4 Mais la question de la « lecture littéraire » peut se déplacer du pôle du texte au pôle du lecteur, de l’activité mise en œuvre. Induite, d’une part, par l’aporie à laquelle semble conduire toute tentative de formalisation de la littérarité et, d’autre part, par les travaux des théoriciens de la réception, ce déplacement vers le lecteur conduit de nouveau à une forme de tension entre une « lecture littéraire » pensée comme distanciation ou comme participation. La première pose l’activité comme suspension de la valeur anecdotique du texte, mise en exergue de ses dimensions archétypales et/ ou symboliques, activation de sa dimension polysémique. La seconde valorise au contraire l’illusion référentielle et l’implication psycho-affective. La première relève plutôt de pratiques spécialisées, la seconde de pratiques sociales. On peut aussi parler d’opposition entre une lecture « experte » et une lecture « naïve » ou encore de « distanciation critique » et de « lecture d’adhésion ». Traditionnellement, la lecture experte ou distanciée est posée comme l’objectif à atteindre à l’issue de l’enseignement secondaire, la seconde n’étant qu’une sorte de préalable ou d’à côté, relevant plus du privé ou du personnel que du scolaire.
Compréhension et interprétation
5 Cette problématisation de la « lecture littéraire » n’est pas sans lien avec une autre tension portant sur les questions de la compréhension et de l’interprétation. Pourtant cette dernière est moins productive dans le champ littéraire [4] que dans le champ didactique [5]. Il semble en effet que l’interprétation relève pour nombre de théoriciens de la réception d’un processus postérieur et supérieur à la compréhension, d’un second degré qui suppose toujours un premier degré antérieur et inférieur, voire même inconscient et automatisé. Dans cette perspective, il revient logiquement à l’école primaire d’enseigner la compréhension, charge au secondaire d’enseigner l’interprétation. On peut considérer que c’était là le discours institutionnel jusqu’en 2002. Mais si l’on interroge ce postulat, l’interprétation peut devenir une composante de la compréhension dont elle ne se distingue qu’au regard du territoire accordé (l’interprétation serait du côté du sens global et des enjeux symboliques du texte tandis que la compréhension ne porterait que sur des phénomènes plus circonscrits ou sur le sens littéral) ; ou encore affirmer que comprendre c’est interpréter et/ou inversement. Dès lors, apprendre à comprendre et apprendre à interpréter ne peuvent se mener successivement et il convient d’enseigner l’interprétation à l’école primaire.

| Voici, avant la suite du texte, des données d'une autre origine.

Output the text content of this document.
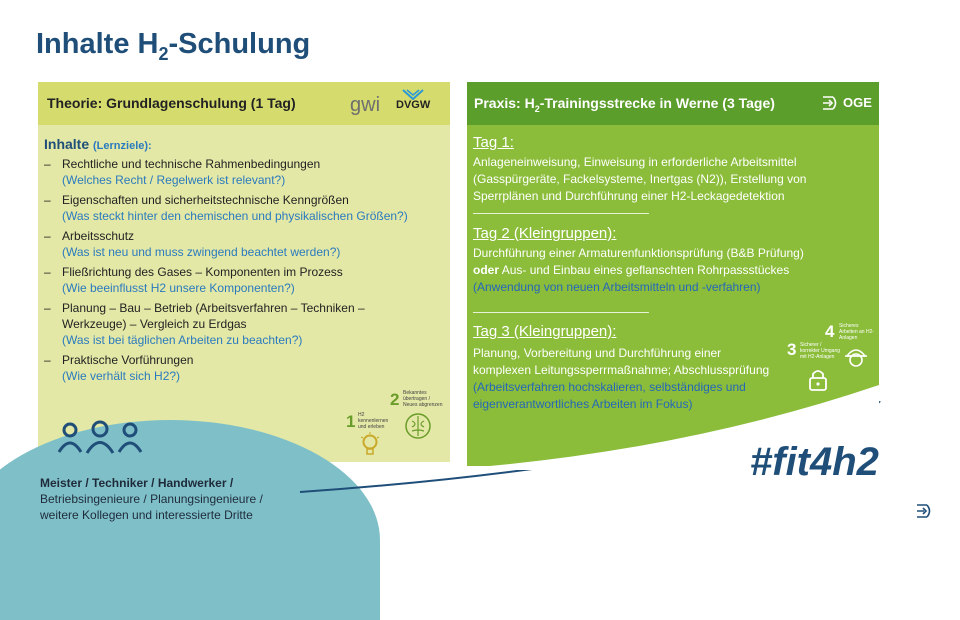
Inhalte $H_2$-Schulung
Theorie: Grundlagenschulung (1 Tag)	gwi DVGW
Inhalte (Lernziele):
– Rechtliche und technische Rahmenbedingungen
(Welches Recht / Regelwerk ist relevant?)
– Eigenschaften und sicherheitstechnische Kenngrößen
(Was steckt hinter den chemischen und physikalischen Größen?)
– Arbeitsschutz
(Was ist neu und muss zwingend beachtet werden?)
– Fließrichtung des Gases – Komponenten im Prozess
(Wie beeinflusst H2 unsere Komponenten?)
– Planung – Bau – Betrieb (Arbeitsverfahren – Techniken – Werkzeuge) – Vergleich zu Erdgas
(Was ist bei täglichen Arbeiten zu beachten?)
– Praktische Vorführungen
(Wie verhält sich H2?)
1 H2 kennenlernen und erleben
2 Bekanntes übertragen / Neues abgrenzen
Praxis: $H_2$-Trainingsstrecke in Werne (3 Tage)	OGE
Tag 1:
Anlageneinweisung, Einweisung in erforderliche Arbeitsmittel
(Gasspürgeräte, Fackelsysteme, Inertgas (N2)), Erstellung von
Sperrplänen und Durchführung einer H2-Leckagedetektion
Tag 2 (Kleingruppen):
Durchführung einer Armaturenfunktionsprüfung (B&B Prüfung)
oder Aus- und Einbau eines geflanschten Rohrpassstückes
(Anwendung von neuen Arbeitsmitteln und -verfahren)
Tag 3 (Kleingruppen):
Planung, Vorbereitung und Durchführung einer
komplexen Leitungssperrmaßnahme; Abschlussprüfung
(Arbeitsverfahren hochskalieren, selbständiges und
eigenverantwortliches Arbeiten im Fokus)
3 Sicherer / korrekter Umgang mit H2-Anlagen
4 Sicheres Arbeiten an H2-Anlagen
Meister / Techniker / Handwerker /
Betriebsingenieure / Planungsingenieure /
weitere Kollegen und interessierte Dritte
#fit4h2
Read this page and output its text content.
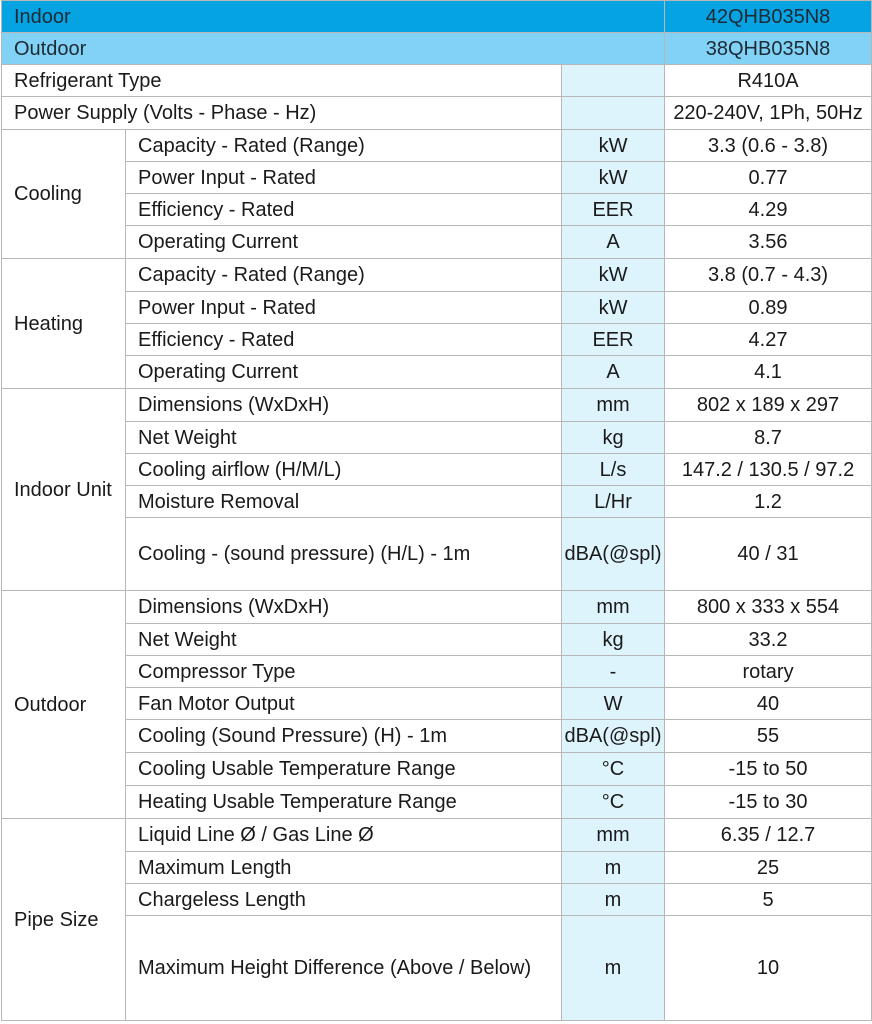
Indoor			42QHB035N8
Outdoor			38QHB035N8
Refrigerant Type			R410A
Power Supply (Volts - Phase - Hz)			220-240V, 1Ph, 50Hz
Cooling	Capacity - Rated (Range)	kW	3.3 (0.6 - 3.8)
	Power Input - Rated	kW	0.77
	Efficiency - Rated	EER	4.29
	Operating Current	A	3.56
Heating	Capacity - Rated (Range)	kW	3.8 (0.7 - 4.3)
	Power Input - Rated	kW	0.89
	Efficiency - Rated	EER	4.27
	Operating Current	A	4.1
Indoor Unit	Dimensions (WxDxH)	mm	802 x 189 x 297
	Net Weight	kg	8.7
	Cooling airflow (H/M/L)	L/s	147.2 / 130.5 / 97.2
	Moisture Removal	L/Hr	1.2
	Cooling - (sound pressure) (H/L) - 1m	dBA(@spl)	40 / 31
Outdoor	Dimensions (WxDxH)	mm	800 x 333 x 554
	Net Weight	kg	33.2
	Compressor Type	-	rotary
	Fan Motor Output	W	40
	Cooling (Sound Pressure) (H) - 1m	dBA(@spl)	55
	Cooling Usable Temperature Range	°C	-15 to 50
	Heating Usable Temperature Range	°C	-15 to 30
Pipe Size	Liquid Line Ø / Gas Line Ø	mm	6.35 / 12.7
	Maximum Length	m	25
	Chargeless Length	m	5
	Maximum Height Difference (Above / Below)	m	10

Droits du texte et droits du lecteur
6 Cette tension entre la compréhension et l’interprétation trouve une autre actualisation dans une autre tension, celle qui oppose et/ou associe « droits du texte » et « droits du lecteur ». Dès lors que la littérature n’est plus considérée uniquement comme un corpus mais qu’elle doit intégrer le lecteur en ce qu’il actualise le texte, il semble que les lectures soient toujours le résultat d’un compromis entre contrainte (du texte) et liberté (du lecteur). Les textes ne sont pas tous équivalents du point de vue de la contrainte et les lecteurs ne se saisissent pas tous identiquement de la liberté qui est la leur. C’est une des tensions les plus intéressantes pour la didactique de la littérature, la question devenant celle de l’apprentissage du compromis dont résulte la signification, compromis difficile à enseigner puisque toujours singulier au regard de la singularité du texte et de celle du lecteur [6].
7 Toutes ces questions, que propose la théorie littéraire au champ didactique, n’épuisent cependant pas les tensions.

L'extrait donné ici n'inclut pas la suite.